Scope of J-BHI

J-BHI publishes original papers describing recent advances in the field of biomedical and health informatics where information and communication technologies intersect with health, healthcare, life sciences and biomedicine. Papers must contain original content in theoretical analysis, methods, technical development, and/or novel clinical applications of information systems. Topics covered by J-BHI include but are not limited to: acquisition, transmission, storage, retrieval, management, processing and analysis of biomedical and health information; applications of information and communication technologies in the practice of healthcare, public health, patient monitoring, preventive care, early diagnosis of diseases, discovery of new therapies, and patient specific treatment protocols leading to improved outcomes; and the integration of electronic medical and health records, methods of longitudinal data analysis, data mining and discovery tools. Manuscripts may deal with these applications and their integration, such as clinical information systems, decision support systems, medical and biological imaging informatics, wearable systems, body area/sensor networks, informatics in biological and physiological systems, personalized and pervasive health technologies (u-, p-, m- and e-Health), telemedicine, home healthcare and wellness management. Topics related to integration include interoperability, protocol-based patient care, evidence-based medicine, and methods of secure patient data.

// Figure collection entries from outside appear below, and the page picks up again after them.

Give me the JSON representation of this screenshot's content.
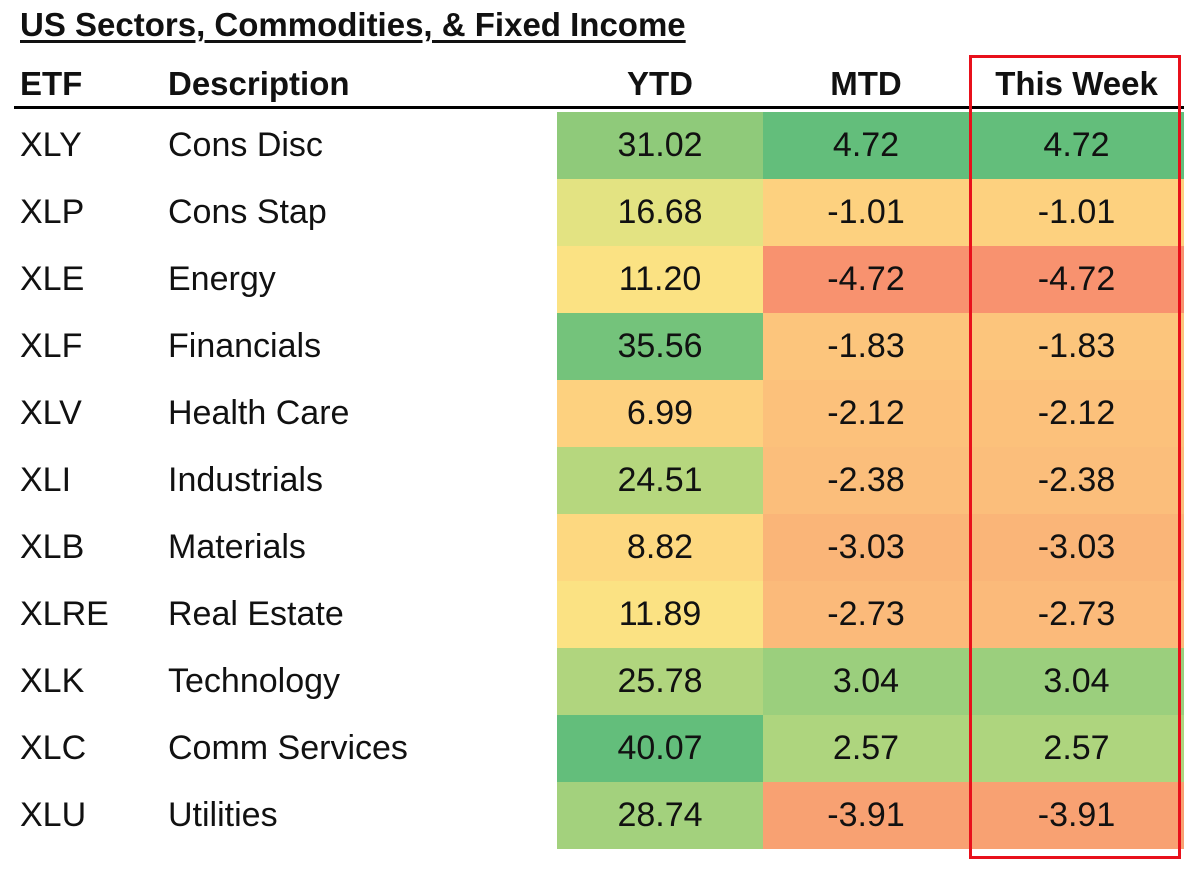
{
  "title": "US Sectors, Commodities, & Fixed Income",
  "headers": {
    "etf": "ETF",
    "description": "Description",
    "ytd": "YTD",
    "mtd": "MTD",
    "week": "This Week"
  },
  "rows": [
    {
      "etf": "XLY",
      "description": "Cons Disc",
      "ytd": "31.02",
      "mtd": "4.72",
      "week": "4.72",
      "colors": {
        "ytd": "#8fca7a",
        "mtd": "#63be7b",
        "week": "#63be7b"
      }
    },
    {
      "etf": "XLP",
      "description": "Cons Stap",
      "ytd": "16.68",
      "mtd": "-1.01",
      "week": "-1.01",
      "colors": {
        "ytd": "#e3e382",
        "mtd": "#fdd17f",
        "week": "#fdd17f"
      }
    },
    {
      "etf": "XLE",
      "description": "Energy",
      "ytd": "11.20",
      "mtd": "-4.72",
      "week": "-4.72",
      "colors": {
        "ytd": "#fbe283",
        "mtd": "#f8926f",
        "week": "#f8926f"
      }
    },
    {
      "etf": "XLF",
      "description": "Financials",
      "ytd": "35.56",
      "mtd": "-1.83",
      "week": "-1.83",
      "colors": {
        "ytd": "#74c37b",
        "mtd": "#fcc57c",
        "week": "#fcc57c"
      }
    },
    {
      "etf": "XLV",
      "description": "Health Care",
      "ytd": "6.99",
      "mtd": "-2.12",
      "week": "-2.12",
      "colors": {
        "ytd": "#fdd17f",
        "mtd": "#fcc17b",
        "week": "#fcc17b"
      }
    },
    {
      "etf": "XLI",
      "description": "Industrials",
      "ytd": "24.51",
      "mtd": "-2.38",
      "week": "-2.38",
      "colors": {
        "ytd": "#b6d77e",
        "mtd": "#fbbe7b",
        "week": "#fbbe7b"
      }
    },
    {
      "etf": "XLB",
      "description": "Materials",
      "ytd": "8.82",
      "mtd": "-3.03",
      "week": "-3.03",
      "colors": {
        "ytd": "#fdd880",
        "mtd": "#fab578",
        "week": "#fab578"
      }
    },
    {
      "etf": "XLRE",
      "description": "Real Estate",
      "ytd": "11.89",
      "mtd": "-2.73",
      "week": "-2.73",
      "colors": {
        "ytd": "#fbe283",
        "mtd": "#fbba7a",
        "week": "#fbba7a"
      }
    },
    {
      "etf": "XLK",
      "description": "Technology",
      "ytd": "25.78",
      "mtd": "3.04",
      "week": "3.04",
      "colors": {
        "ytd": "#b0d57e",
        "mtd": "#9bcf7d",
        "week": "#9bcf7d"
      }
    },
    {
      "etf": "XLC",
      "description": "Comm Services",
      "ytd": "40.07",
      "mtd": "2.57",
      "week": "2.57",
      "colors": {
        "ytd": "#63be7b",
        "mtd": "#aed57e",
        "week": "#aed57e"
      }
    },
    {
      "etf": "XLU",
      "description": "Utilities",
      "ytd": "28.74",
      "mtd": "-3.91",
      "week": "-3.91",
      "colors": {
        "ytd": "#a3d17d",
        "mtd": "#f8a172",
        "week": "#f8a172"
      }
    }
  ],
  "highlight_color": "#e8101b"
}
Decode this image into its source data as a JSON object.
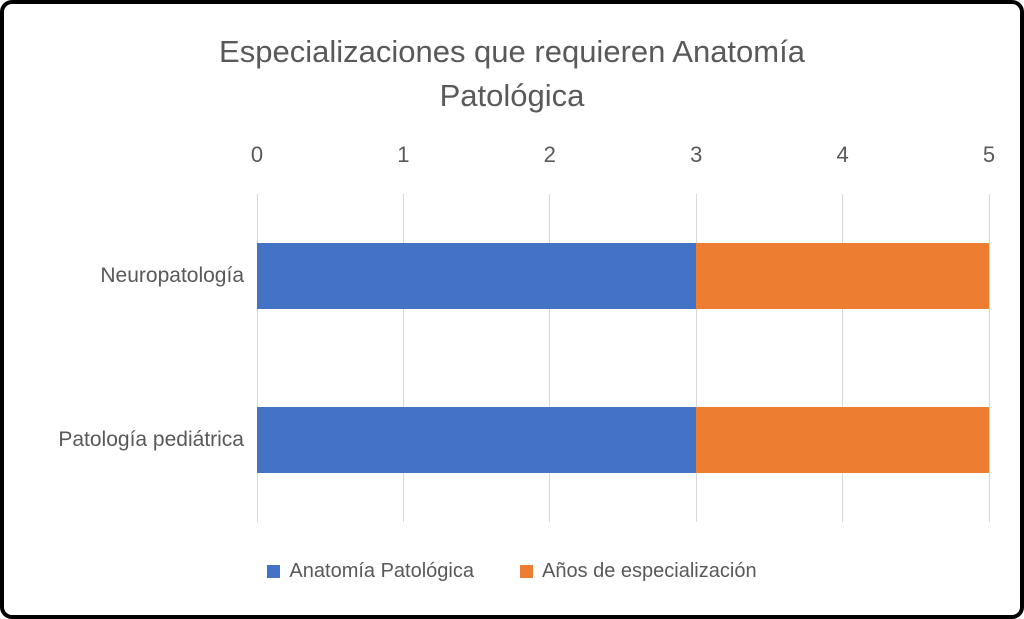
{
  "chart_data": {
    "type": "bar",
    "orientation": "horizontal",
    "stacked": true,
    "title": "Especializaciones que requieren Anatomía Patológica",
    "categories": [
      "Neuropatología",
      "Patología pediátrica"
    ],
    "series": [
      {
        "name": "Anatomía Patológica",
        "color": "#4472C4",
        "values": [
          3,
          3
        ]
      },
      {
        "name": "Años de especialización",
        "color": "#ED7D31",
        "values": [
          2,
          2
        ]
      }
    ],
    "x_axis": {
      "min": 0,
      "max": 5,
      "ticks": [
        0,
        1,
        2,
        3,
        4,
        5
      ],
      "position": "top"
    },
    "grid": true,
    "legend_position": "bottom",
    "colors": {
      "text": "#595959",
      "gridline": "#D9D9D9",
      "background": "#FFFFFF",
      "border": "#000000"
    }
  }
}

Specific topics covered by J-BHI include but are not limited to:

  • Sensor Informatics – body sensor networks; wearable, ingestible and implantable systems; biosensor design, miniaturisation and embodiment; antennas, RF and intra-body communication; wireless communication standards, security and privacy, and QoS; smart point-of-care and wireless physiological monitoring devices (e.g. ECG, EMG, EEG and PPG); ASIC and embedded system design, on-node processing, smart devices and app development; autonomic sensing, distributed inference, context aware sensing and multi-sensor fusion; data compression; wearable and assistive devices for rehabilitation, well-being and ageing population;
  • Bioinformatics – biological information systems and large scale ‘-omics’ databases, modelling, pattern matching and algorithms; systems biology, computational biology, and organ/system/disease-level informatics (e.g. physiome, neuro-informatics, cancer-informatics, and cardiovascular-informatics platforms);
  • Imaging Informatics – image-enabled electronic medical records (EMR), PACS, hospital information systems (HIS), and radiology information systems (RIS) integration; computer aided diagnosis, database aggregation and distribution; image biomarkers and high-throughput systems; metadata, ontology and content-based image retrieval and decision support; multi-scale image fusion, visualization, high-content screening and image data mining;
  • Medical Informatics – electronic health record, interoperability, connectivity, semantics, syntax, vocabulary, terminology, ontologies, standards, clinical guidelines/pathways, protocols; privacy, security, trust, PKI, smart card technology; regional and community health information networks, hospital information systems and clinical information systems, including PACS and disease management systems; collaborative technologies in health care delivery, including telemedicine; intelligent interpretation of health data, decision support systems, computer assisted, remote guidance and virtual reality applications in diagnostic and therapeutic procedures.
  • Public Health Informatics – pervasive healthcare, wellness management utilising, e.g., ubiquitous computing, smart environments, embedded and wearable sensors; influenza monitoring and prediction; life-style chronic disease management and behaviour modification; personalized and pervasive health technologies (telemedicine, u-, p-, m- and e-Health) for public health.
  • Modeling and AI in Informatics – Multiscale modeling molecular/cellular/tissue/organ/system/disease-level informatics, neuro-informatics, cancer-informatics, and cardiovascular-informatics platforms); data science and data engineering for biomedicine and health; network mining and modeling; biomedical and health data curation, augmentation and harmonization; machine learning and artificial intelligence methodologies for biomedical data analysis and interpretation; intelligent decision support systems for improving health outcomes; and intelligent informatics for extended digital health reality.

In the topics of Sensor Informatics, Imaging Informatics, Medical Informatics and Public Health Informatics only human studies are allowed, while in the area of Bioinformatics both human and animal studies are allowed.